The starting gun was sounded in Britain this week by Sir Stanley Kalms, chairman of Dixons, who says that by the end of the year the company will be selling stripped-down computers offering Web access and e-mail for about pounds 200. "They may not even be called computers, just access devices," Sir Stanley said.
The stakes are high. The demand for Net access was underlined yesterday when a survey by New York-based eMarketer said that the number of people with Internet access world-wide will grow 37 per cent this year. It said 35.2 million people will join, bringing the number of active users to 130.6 million, and that by 2003, the number will hit 350 million.
Dixons is not alone in seeking would-be users. Next week the chipmaker National Semiconductor will announce its "Internet appliance on a chip", capable of integrating Internet access into domestic products. Philips and Grundig are already working with the company to design products: one, slated for delivery by Christmas, will be a "Web pad" available free to people signing up for a specific Internet service.

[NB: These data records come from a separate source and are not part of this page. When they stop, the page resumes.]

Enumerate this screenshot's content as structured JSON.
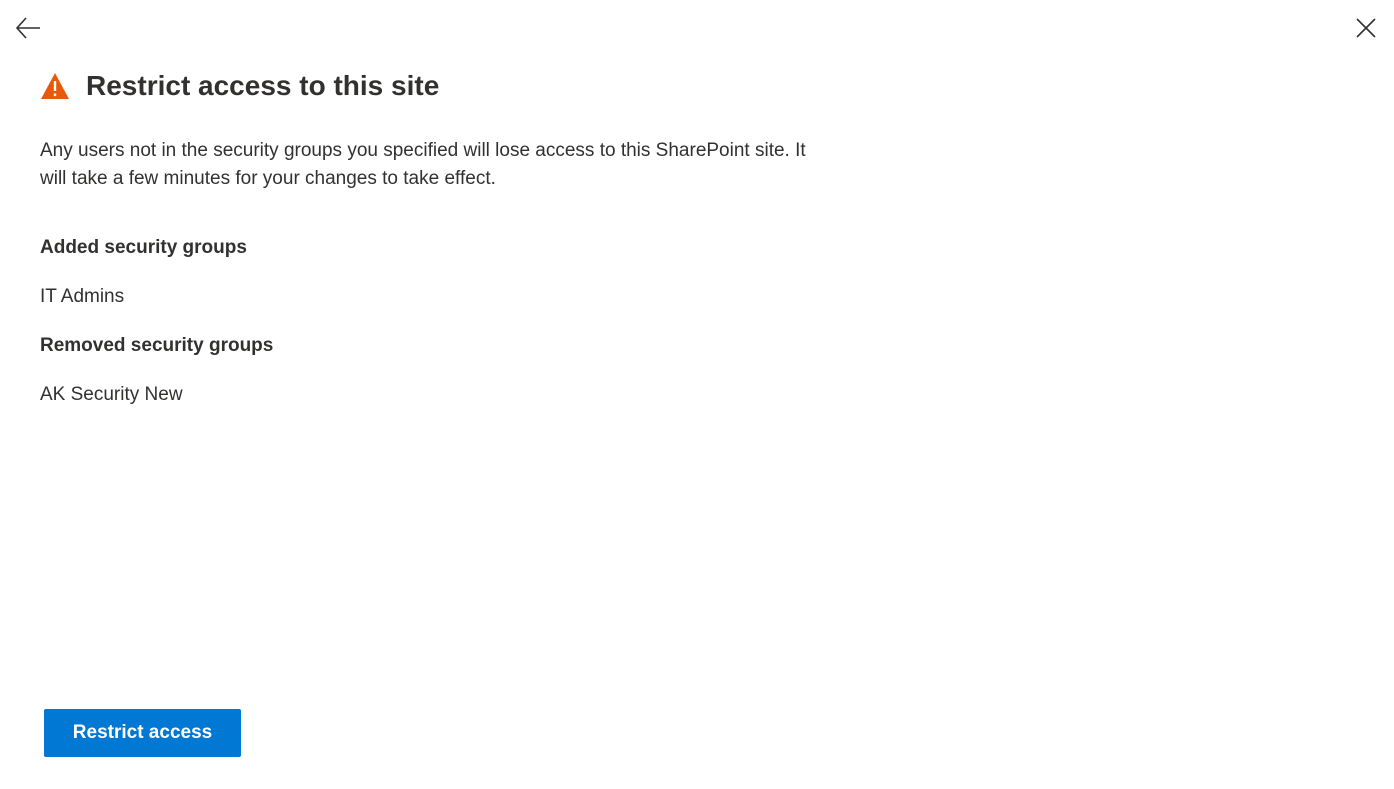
{
  "nav": {
    "back_icon": "back-arrow-icon",
    "close_icon": "close-icon"
  },
  "header": {
    "icon": "warning-icon",
    "icon_color": "#e8590c",
    "title": "Restrict access to this site"
  },
  "description": "Any users not in the security groups you specified will lose access to this SharePoint site. It will take a few minutes for your changes to take effect.",
  "added": {
    "heading": "Added security groups",
    "value": "IT Admins"
  },
  "removed": {
    "heading": "Removed security groups",
    "value": "AK Security New"
  },
  "footer": {
    "primary_label": "Restrict access",
    "primary_color": "#0078d4"
  }
}
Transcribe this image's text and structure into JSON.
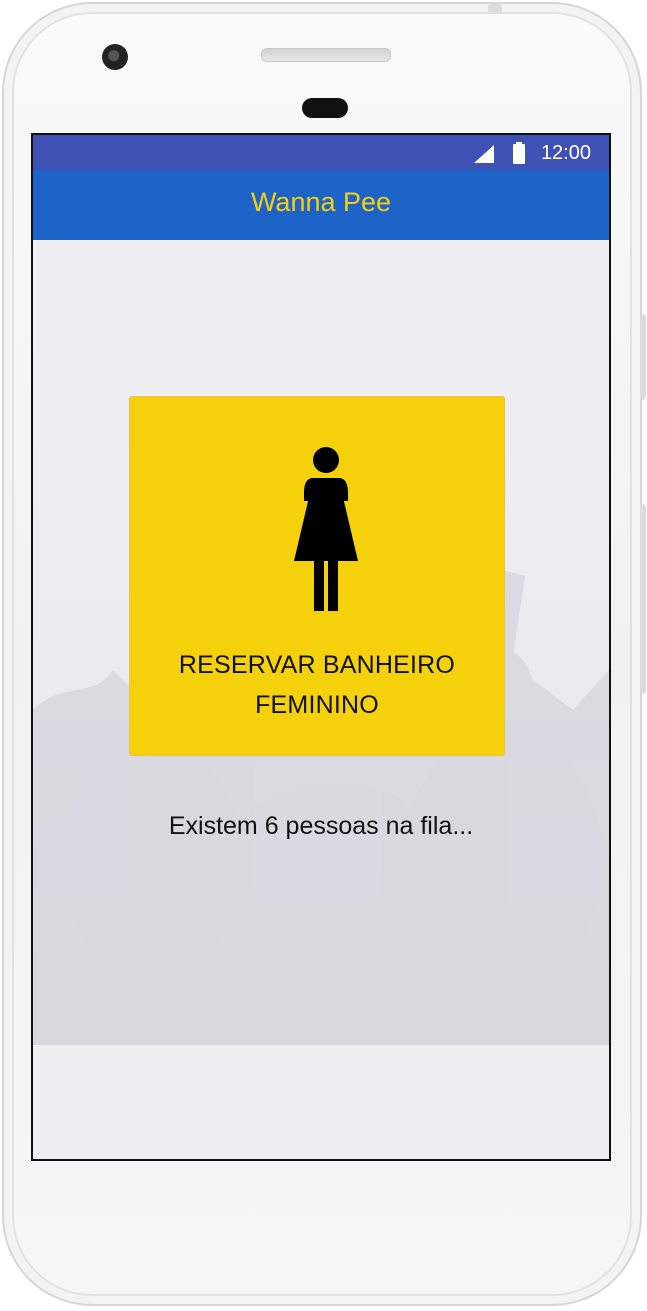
{
  "status_bar": {
    "time": "12:00",
    "icons": [
      "signal-icon",
      "battery-icon"
    ],
    "color": "#3f51b5"
  },
  "app_bar": {
    "title": "Wanna Pee",
    "color": "#1e63c8",
    "title_color": "#f5d10c"
  },
  "main": {
    "reserve_button": {
      "icon": "female-toilet-icon",
      "label_line1": "RESERVAR BANHEIRO",
      "label_line2": "FEMININO",
      "color": "#f5d10c"
    },
    "queue_message": "Existem 6 pessoas na fila..."
  }
}
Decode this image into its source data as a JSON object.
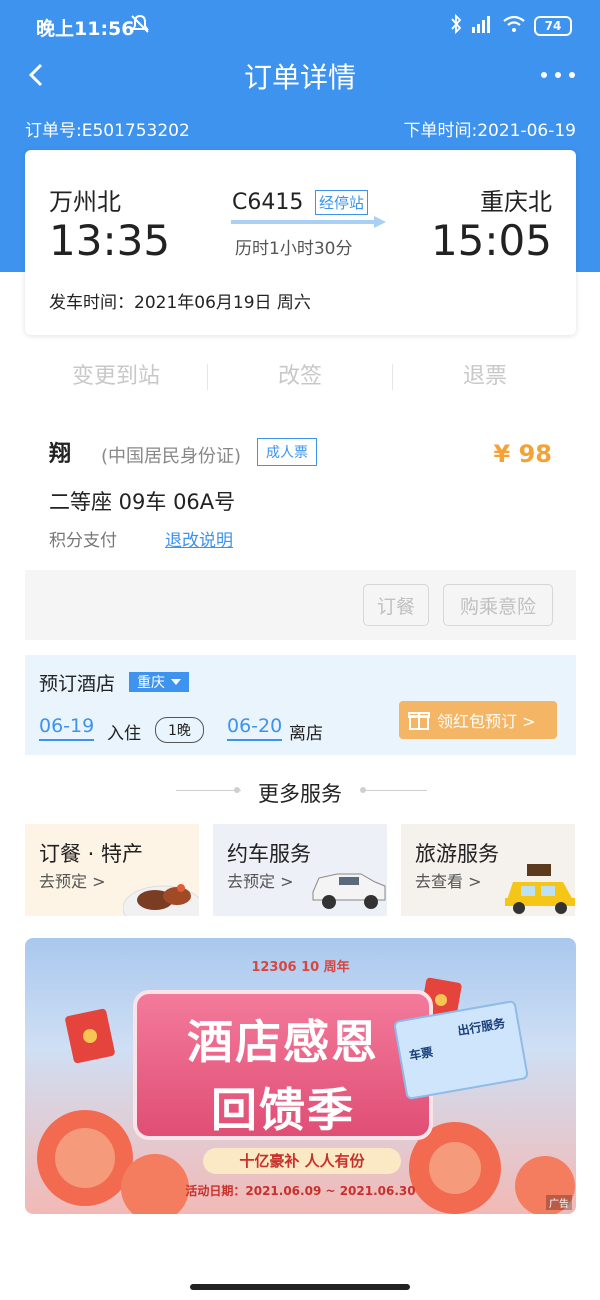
{
  "status_bar": {
    "time": "晚上11:56",
    "battery": "74"
  },
  "header": {
    "title": "订单详情"
  },
  "order": {
    "number": "订单号:E501753202",
    "order_time": "下单时间:2021-06-19"
  },
  "trip": {
    "from_station": "万州北",
    "depart_time": "13:35",
    "train_no": "C6415",
    "stops_link": "经停站",
    "duration": "历时1小时30分",
    "to_station": "重庆北",
    "arrive_time": "15:05",
    "depart_date": "发车时间：2021年06月19日 周六"
  },
  "actions": [
    "变更到站",
    "改签",
    "退票"
  ],
  "passenger": {
    "name": "翔",
    "id_type": "(中国居民身份证)",
    "ticket_type": "成人票",
    "price": "¥ 98",
    "seat": "二等座 09车 06A号",
    "payment": "积分支付",
    "rules_link": "退改说明",
    "buttons": [
      "订餐",
      "购乘意险"
    ]
  },
  "hotel": {
    "title": "预订酒店",
    "city": "重庆",
    "checkin_date": "06-19",
    "checkin_label": "入住",
    "nights": "1晚",
    "checkout_date": "06-20",
    "checkout_label": "离店",
    "coupon_button": "领红包预订 >"
  },
  "more_services": {
    "title": "更多服务",
    "items": [
      {
        "title": "订餐 · 特产",
        "sub": "去预定 >"
      },
      {
        "title": "约车服务",
        "sub": "去预定 >"
      },
      {
        "title": "旅游服务",
        "sub": "去查看 >"
      }
    ]
  },
  "banner": {
    "top_text": "12306 10 周年",
    "line1": "酒店感恩",
    "line2": "回馈季",
    "slogan": "十亿豪补 人人有份",
    "dates": "活动日期：2021.06.09 ~ 2021.06.30",
    "ticket_left": "车票",
    "ticket_right": "出行服务",
    "ad_label": "广告"
  }
}
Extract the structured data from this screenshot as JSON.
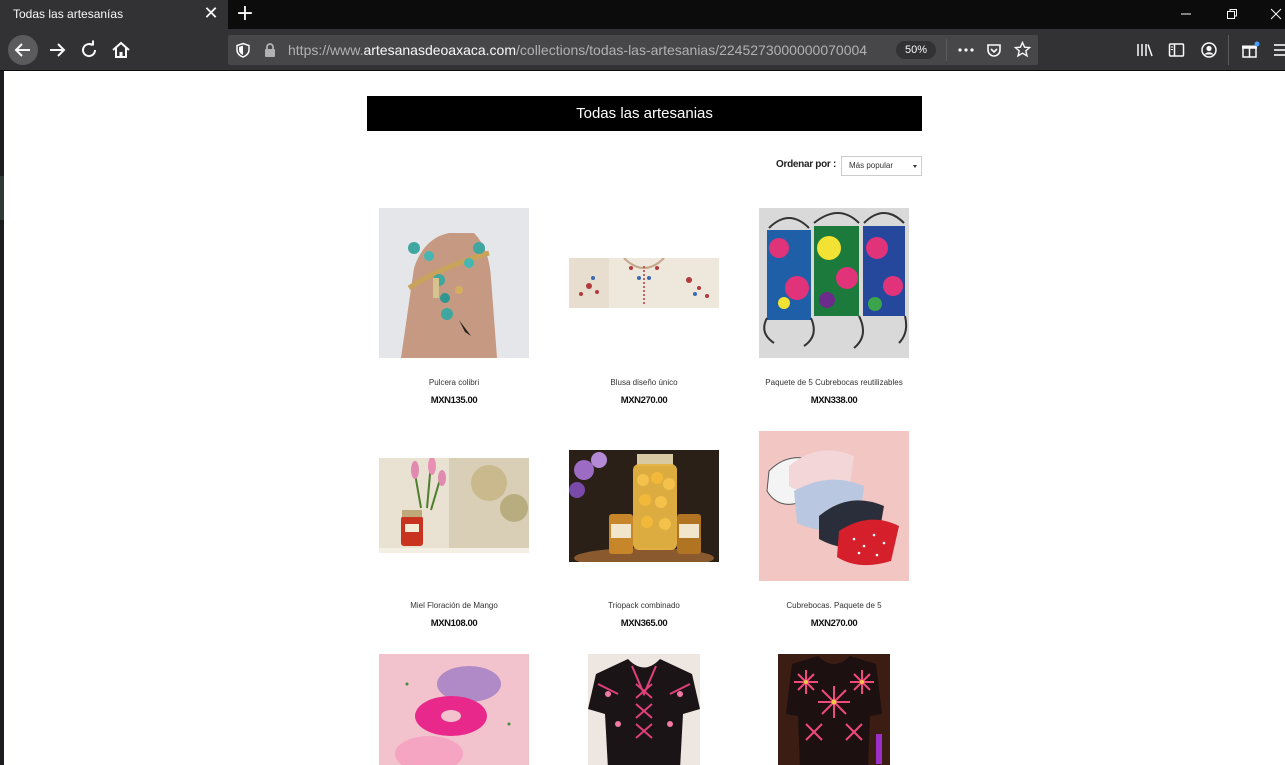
{
  "browser": {
    "tab_title": "Todas las artesanías",
    "tab_close_glyph": "✕",
    "new_tab_glyph": "+",
    "url_prefix": "https://www.",
    "url_domain": "artesanasdeoaxaca.com",
    "url_path": "/collections/todas-las-artesanias/2245273000000070004",
    "zoom": "50%",
    "icons": [
      "back-arrow-icon",
      "forward-arrow-icon",
      "reload-icon",
      "home-icon",
      "shield-icon",
      "lock-icon",
      "more-dots-icon",
      "pocket-icon",
      "bookmark-star-icon",
      "library-icon",
      "sidebar-icon",
      "account-icon",
      "extensions-icon",
      "menu-icon",
      "minimize-icon",
      "restore-icon",
      "close-window-icon"
    ]
  },
  "page": {
    "heading": "Todas las artesanias",
    "sort_label": "Ordenar por :",
    "sort_value": "Más popular",
    "products": [
      {
        "name": "Pulcera colibri",
        "price": "MXN135.00"
      },
      {
        "name": "Blusa diseño único",
        "price": "MXN270.00"
      },
      {
        "name": "Paquete de 5 Cubrebocas reutilizables",
        "price": "MXN338.00"
      },
      {
        "name": "Miel Floración de Mango",
        "price": "MXN108.00"
      },
      {
        "name": "Triopack combinado",
        "price": "MXN365.00"
      },
      {
        "name": "Cubrebocas. Paquete de 5",
        "price": "MXN270.00"
      },
      {
        "name": "",
        "price": ""
      },
      {
        "name": "",
        "price": ""
      },
      {
        "name": "",
        "price": ""
      }
    ]
  },
  "colors": {
    "tabbar": "#0c0c0d",
    "toolbar": "#323234",
    "urlbar": "#474749",
    "banner": "#000000"
  }
}
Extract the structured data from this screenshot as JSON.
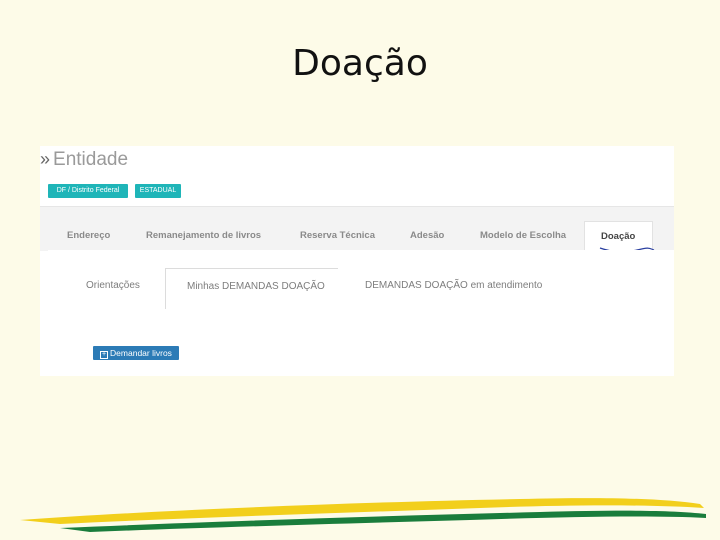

The next contender will be computer company Apple. On 25 July, Steve Jobs, the interim CEO, will reveal the portable version of the hugely successful iMac computer. Apparently priced well below pounds 1,000, the P1, as it is codenamed, may become computing's most desirable fashion item at Christmas.
AOL, the online service provider, is also attempting to join the fray. Along with a small company called iWorks, AOL will produce a cut-price computer for e-mail and Web access. The machine will be offered free to new AOL subscribers, though they will have to agree to sign up for a certain number of years, or face financial penalties.
David Birch, of the Internet consultancy Hyperion, said yesterday that the deluge of new systems shows how the Internet is becoming part of everyday objects. "It's happening more quickly than people had imagined," he said. "E-mail won't be something special, it will be something that you just get with your cable, or digital TV, or mobile phone."